As authors of the claim say, the Constitutional Court used to solve various issues. A decision of the Constitutional Court equalised child victims who lived with their parents in detention facilities to victims of repression. It also acknowledged the right to a jury trial for women in 2016. The Constitutional Court upheld the complaint of Sami Andrey Danilov who challenged the ban of traditional hunting for the representatives of indigenous peoples who moved to cities from their traditional homelands.
Nevertheless, executive power does not always listen to the opinion of the Constitutional Court. In the case of Ildar Dadin, the first person convicted under Article 212.1 of the Criminal Code on repeated violations for organising a political action, the Constitutional Court decided that the article was in accordance with the Constitution, but it should be used only if the imputed «violation» posed a danger to society. Two weeks after that, the Supreme Court overturned Dading’s sentence and released him.

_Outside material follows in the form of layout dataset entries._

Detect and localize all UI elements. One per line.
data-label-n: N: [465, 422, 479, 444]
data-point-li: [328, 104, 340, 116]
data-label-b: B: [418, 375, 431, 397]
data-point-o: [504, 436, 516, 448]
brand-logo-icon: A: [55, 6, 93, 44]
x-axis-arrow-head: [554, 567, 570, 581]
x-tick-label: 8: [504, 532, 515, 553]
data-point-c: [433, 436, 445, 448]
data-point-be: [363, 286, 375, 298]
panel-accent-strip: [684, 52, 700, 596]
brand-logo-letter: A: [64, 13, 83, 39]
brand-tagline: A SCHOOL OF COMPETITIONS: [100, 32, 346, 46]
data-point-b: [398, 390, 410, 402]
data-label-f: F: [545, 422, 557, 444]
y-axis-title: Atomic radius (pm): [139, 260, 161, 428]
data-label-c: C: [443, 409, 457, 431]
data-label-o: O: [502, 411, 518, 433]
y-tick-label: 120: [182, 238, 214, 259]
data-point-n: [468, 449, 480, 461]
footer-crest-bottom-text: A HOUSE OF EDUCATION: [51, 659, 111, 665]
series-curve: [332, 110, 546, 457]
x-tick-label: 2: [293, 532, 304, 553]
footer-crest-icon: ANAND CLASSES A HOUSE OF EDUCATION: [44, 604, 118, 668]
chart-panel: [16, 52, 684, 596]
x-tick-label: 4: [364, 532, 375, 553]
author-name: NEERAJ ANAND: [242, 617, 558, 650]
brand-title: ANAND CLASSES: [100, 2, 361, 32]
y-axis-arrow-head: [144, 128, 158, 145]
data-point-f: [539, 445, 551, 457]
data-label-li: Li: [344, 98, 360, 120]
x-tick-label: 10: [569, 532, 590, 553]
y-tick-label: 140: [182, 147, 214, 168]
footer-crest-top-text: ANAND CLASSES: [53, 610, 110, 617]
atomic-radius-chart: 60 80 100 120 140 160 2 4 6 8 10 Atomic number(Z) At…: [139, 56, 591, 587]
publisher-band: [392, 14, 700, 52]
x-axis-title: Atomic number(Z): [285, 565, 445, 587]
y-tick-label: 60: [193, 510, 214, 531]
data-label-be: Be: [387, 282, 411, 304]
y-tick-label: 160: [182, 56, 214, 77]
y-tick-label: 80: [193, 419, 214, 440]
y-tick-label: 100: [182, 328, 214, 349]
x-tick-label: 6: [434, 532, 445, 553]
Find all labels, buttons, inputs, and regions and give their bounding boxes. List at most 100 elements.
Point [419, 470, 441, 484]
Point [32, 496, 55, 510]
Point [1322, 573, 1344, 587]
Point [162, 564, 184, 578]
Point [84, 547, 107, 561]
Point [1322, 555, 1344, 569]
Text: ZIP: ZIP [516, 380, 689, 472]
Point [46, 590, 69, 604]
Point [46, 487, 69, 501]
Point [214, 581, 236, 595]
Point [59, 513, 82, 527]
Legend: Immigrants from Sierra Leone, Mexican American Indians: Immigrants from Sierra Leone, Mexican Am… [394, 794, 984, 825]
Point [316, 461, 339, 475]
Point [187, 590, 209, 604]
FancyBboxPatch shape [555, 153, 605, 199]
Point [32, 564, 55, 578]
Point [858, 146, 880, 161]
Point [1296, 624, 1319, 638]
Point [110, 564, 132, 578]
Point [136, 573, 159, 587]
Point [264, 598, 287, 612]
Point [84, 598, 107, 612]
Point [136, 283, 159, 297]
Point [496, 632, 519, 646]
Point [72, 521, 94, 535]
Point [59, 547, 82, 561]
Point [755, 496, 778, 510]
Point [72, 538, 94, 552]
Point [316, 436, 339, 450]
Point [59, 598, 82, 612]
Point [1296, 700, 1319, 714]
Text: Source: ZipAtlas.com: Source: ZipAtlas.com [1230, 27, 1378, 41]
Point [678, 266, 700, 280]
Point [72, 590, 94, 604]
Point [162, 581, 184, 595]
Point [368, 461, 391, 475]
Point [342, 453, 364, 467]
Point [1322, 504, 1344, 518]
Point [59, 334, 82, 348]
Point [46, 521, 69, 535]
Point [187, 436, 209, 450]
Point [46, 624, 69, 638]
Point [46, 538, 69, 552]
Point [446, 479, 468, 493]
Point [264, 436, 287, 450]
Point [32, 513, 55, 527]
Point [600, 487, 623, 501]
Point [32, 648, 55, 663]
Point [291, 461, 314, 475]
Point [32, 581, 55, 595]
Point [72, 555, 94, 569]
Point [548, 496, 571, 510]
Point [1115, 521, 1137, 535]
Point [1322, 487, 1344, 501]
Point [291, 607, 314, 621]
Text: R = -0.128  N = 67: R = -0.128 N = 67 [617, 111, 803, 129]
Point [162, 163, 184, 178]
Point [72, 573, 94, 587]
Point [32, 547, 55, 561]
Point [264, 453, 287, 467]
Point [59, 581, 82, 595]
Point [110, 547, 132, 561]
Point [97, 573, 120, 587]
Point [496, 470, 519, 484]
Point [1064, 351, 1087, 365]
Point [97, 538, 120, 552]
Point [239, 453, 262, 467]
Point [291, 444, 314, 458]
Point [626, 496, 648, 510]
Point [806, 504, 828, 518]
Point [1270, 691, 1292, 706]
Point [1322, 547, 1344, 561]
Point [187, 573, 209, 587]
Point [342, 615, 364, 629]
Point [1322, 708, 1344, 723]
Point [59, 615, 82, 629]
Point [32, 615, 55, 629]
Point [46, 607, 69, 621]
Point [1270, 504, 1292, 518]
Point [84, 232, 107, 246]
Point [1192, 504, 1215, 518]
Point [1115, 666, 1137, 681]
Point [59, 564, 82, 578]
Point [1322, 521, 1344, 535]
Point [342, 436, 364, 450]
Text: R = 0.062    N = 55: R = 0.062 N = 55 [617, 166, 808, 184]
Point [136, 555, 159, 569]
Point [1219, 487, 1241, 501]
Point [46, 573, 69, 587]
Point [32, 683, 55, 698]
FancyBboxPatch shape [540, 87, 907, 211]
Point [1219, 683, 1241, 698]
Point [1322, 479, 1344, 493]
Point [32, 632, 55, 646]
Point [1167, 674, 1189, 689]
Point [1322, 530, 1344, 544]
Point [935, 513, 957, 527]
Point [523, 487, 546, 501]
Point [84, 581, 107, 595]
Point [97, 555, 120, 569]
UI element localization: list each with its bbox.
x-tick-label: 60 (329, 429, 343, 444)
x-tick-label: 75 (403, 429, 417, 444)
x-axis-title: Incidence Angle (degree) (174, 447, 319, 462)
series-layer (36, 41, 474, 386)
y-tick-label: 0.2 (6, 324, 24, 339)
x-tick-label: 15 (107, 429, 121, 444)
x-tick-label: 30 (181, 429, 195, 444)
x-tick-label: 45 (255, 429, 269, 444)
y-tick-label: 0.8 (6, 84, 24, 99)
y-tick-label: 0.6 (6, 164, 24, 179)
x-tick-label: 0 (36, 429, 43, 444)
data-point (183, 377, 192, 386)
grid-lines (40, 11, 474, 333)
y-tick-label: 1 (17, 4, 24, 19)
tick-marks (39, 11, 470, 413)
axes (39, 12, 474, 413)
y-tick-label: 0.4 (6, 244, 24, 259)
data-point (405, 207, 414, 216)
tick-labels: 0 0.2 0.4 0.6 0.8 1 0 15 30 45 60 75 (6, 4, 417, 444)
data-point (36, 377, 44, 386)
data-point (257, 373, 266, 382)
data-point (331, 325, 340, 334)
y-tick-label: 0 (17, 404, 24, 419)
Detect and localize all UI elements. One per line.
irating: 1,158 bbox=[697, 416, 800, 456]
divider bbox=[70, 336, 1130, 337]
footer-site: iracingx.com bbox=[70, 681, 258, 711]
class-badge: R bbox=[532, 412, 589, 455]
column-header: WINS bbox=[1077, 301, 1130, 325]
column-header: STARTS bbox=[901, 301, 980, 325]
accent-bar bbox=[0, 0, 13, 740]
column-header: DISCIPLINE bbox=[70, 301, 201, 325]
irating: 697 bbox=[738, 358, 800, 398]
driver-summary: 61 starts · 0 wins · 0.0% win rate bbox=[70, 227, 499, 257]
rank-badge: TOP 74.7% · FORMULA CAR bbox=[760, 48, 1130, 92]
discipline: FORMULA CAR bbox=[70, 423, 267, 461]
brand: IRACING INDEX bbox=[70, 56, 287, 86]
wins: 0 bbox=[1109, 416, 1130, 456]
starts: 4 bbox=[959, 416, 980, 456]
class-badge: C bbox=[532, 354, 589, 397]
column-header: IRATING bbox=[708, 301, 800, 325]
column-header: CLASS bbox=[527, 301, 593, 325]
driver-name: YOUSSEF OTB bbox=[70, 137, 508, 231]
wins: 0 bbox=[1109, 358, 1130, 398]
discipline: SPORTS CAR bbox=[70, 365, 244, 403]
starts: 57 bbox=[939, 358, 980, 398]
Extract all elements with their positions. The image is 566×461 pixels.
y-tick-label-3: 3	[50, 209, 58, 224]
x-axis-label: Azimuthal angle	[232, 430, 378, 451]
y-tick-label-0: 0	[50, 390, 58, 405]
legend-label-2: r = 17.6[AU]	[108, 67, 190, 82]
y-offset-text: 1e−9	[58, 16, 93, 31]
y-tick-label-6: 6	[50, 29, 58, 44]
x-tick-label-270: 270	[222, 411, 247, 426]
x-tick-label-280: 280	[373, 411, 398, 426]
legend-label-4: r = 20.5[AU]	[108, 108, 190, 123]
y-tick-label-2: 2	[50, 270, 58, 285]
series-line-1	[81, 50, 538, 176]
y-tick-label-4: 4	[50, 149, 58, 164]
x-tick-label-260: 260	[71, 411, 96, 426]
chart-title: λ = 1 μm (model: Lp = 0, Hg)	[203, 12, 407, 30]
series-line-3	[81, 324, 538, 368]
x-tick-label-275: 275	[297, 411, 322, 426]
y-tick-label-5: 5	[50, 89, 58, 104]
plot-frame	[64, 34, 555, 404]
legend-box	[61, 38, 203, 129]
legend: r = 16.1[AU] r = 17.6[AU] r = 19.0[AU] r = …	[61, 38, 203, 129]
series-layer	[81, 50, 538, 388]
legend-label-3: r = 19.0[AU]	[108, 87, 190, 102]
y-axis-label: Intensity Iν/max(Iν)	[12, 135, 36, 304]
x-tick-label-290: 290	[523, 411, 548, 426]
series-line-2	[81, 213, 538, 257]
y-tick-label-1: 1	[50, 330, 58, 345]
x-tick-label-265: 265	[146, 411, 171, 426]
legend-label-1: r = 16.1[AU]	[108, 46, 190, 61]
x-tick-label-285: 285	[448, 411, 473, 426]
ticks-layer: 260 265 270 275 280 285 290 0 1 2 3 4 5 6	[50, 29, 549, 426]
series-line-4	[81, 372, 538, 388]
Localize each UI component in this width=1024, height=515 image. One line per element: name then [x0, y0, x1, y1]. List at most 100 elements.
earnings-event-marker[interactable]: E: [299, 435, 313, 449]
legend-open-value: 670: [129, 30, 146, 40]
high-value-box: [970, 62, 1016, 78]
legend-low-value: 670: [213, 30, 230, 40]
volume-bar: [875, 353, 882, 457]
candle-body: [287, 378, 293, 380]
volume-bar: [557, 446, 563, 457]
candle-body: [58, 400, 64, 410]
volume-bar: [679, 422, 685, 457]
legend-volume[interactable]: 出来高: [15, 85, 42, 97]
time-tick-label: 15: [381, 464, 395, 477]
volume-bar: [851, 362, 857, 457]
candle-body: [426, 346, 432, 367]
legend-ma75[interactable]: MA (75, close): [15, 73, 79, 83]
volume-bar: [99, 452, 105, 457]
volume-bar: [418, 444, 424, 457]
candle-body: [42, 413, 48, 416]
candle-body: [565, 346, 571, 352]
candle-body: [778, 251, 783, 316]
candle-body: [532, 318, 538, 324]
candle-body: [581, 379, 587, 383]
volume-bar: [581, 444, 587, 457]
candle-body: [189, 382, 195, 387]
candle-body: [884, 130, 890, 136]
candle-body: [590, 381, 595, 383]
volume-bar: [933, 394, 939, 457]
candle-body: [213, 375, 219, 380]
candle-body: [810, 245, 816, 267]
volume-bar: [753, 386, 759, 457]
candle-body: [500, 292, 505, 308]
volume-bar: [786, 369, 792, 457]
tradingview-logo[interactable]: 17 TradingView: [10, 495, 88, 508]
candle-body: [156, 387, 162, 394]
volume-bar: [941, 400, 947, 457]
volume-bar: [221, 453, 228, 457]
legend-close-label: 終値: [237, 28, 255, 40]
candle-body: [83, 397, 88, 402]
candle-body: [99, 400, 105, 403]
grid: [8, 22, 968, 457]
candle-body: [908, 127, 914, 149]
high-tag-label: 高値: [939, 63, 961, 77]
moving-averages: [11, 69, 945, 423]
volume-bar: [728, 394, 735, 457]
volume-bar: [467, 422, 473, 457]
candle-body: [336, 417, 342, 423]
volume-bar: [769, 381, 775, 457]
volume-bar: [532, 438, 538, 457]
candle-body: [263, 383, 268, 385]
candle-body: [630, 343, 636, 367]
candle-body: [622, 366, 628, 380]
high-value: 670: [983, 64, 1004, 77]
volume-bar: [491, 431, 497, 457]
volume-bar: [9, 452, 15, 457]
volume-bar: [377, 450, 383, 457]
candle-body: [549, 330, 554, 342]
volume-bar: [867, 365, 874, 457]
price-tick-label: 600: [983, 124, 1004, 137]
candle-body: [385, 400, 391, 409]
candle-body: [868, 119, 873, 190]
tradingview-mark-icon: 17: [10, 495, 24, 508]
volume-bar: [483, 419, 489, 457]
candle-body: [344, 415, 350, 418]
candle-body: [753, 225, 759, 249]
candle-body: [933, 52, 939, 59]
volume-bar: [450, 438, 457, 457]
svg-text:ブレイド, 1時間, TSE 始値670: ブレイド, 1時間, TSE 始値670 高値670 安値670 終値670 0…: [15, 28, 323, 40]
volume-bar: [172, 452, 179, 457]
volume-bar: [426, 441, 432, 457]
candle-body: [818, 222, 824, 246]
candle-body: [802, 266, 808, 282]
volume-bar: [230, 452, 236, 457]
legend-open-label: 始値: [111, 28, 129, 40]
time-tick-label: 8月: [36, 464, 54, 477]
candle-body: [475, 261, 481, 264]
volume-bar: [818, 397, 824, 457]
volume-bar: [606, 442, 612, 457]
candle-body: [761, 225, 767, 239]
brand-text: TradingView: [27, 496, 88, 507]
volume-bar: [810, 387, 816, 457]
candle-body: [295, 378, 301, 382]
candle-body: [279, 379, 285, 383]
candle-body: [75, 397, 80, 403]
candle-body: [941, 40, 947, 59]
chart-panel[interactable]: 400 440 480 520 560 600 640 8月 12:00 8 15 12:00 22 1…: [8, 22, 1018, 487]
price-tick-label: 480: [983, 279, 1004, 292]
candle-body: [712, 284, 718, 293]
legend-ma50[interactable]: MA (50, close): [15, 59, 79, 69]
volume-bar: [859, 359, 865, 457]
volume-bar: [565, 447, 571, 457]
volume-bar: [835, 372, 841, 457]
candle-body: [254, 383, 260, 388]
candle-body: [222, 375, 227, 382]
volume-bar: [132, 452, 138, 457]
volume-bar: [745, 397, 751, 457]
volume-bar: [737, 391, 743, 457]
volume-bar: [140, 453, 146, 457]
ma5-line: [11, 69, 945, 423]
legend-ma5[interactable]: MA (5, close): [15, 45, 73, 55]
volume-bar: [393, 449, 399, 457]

However, security forces continued to use the «Dadin’s» article to put pressure on opposition activists simply by formally identifying a public threat where there was none. For example, in September 2019, civil activist Konstantin Kotov was sentenced under Article 212.1 to four years in a general regime corrective colony. After appealing to the president and another complaint to the Constitutional Court, the prosecutor’s office still considered the sentence too harsh, and when the case was re-examined on appeal, the court reduced the term to one and a half years.
«Now we are using all possible methods to protect our rights and show that civil society and human rights defenders in Russia are alive. We have not been broken, despite all the repressions and laws. The state can liquidate organisations, recognize them as „foreign agents“, but we will all continue to work and speak out about it. We hope that democracy will exist in the „beautiful Russia of the future“, human rights will not be just words, and the Constitution will not be just a piece of paper», said Fitzner.
In her opinion, with which the other authors of the complaint agree, the use of the army abroad is a critically important issue. Russian citizens have the right to have an opinion on this issue and to express it. Regardless of their opinion, they form the Russian people, which is the source of power in the state. This is also spelled out in the Constitution.
People’s beliefs cannot be ranked by the State as right or wrong, preferred or undesirable, and criticism of the use of armed forces cannot be grounds for stigmatisation and ostracism.
The people for whom the complaint is filed have various attitudes to the prospect of their cases being considered in the Constitutional Court. For some of them, more than a year has passed since their offence. Russian life has changed a lot.
Kristina Shatryuk, for example, does not expect anything from her case in the Constitutional Court, but if everything goes well, will mark this day in the calendar as a holiday. Together with her husband, Kristina continues to struggle with urban problems and the inaction of police officers in Ilansk.
Artist Evgenia Isaeva believes that if there is at least an opportunity to defend the truth, then you need to use it. Now she is engaged in humanitarian assistance to refugees in Russia. Olga Aptysheva took several courses at human rights schools following her detention.
Maxim Filippov left for the USA. He settled there and has no plans to return to his homeland, even if the Constitutional Court decides to cancel the article on discrediting the army.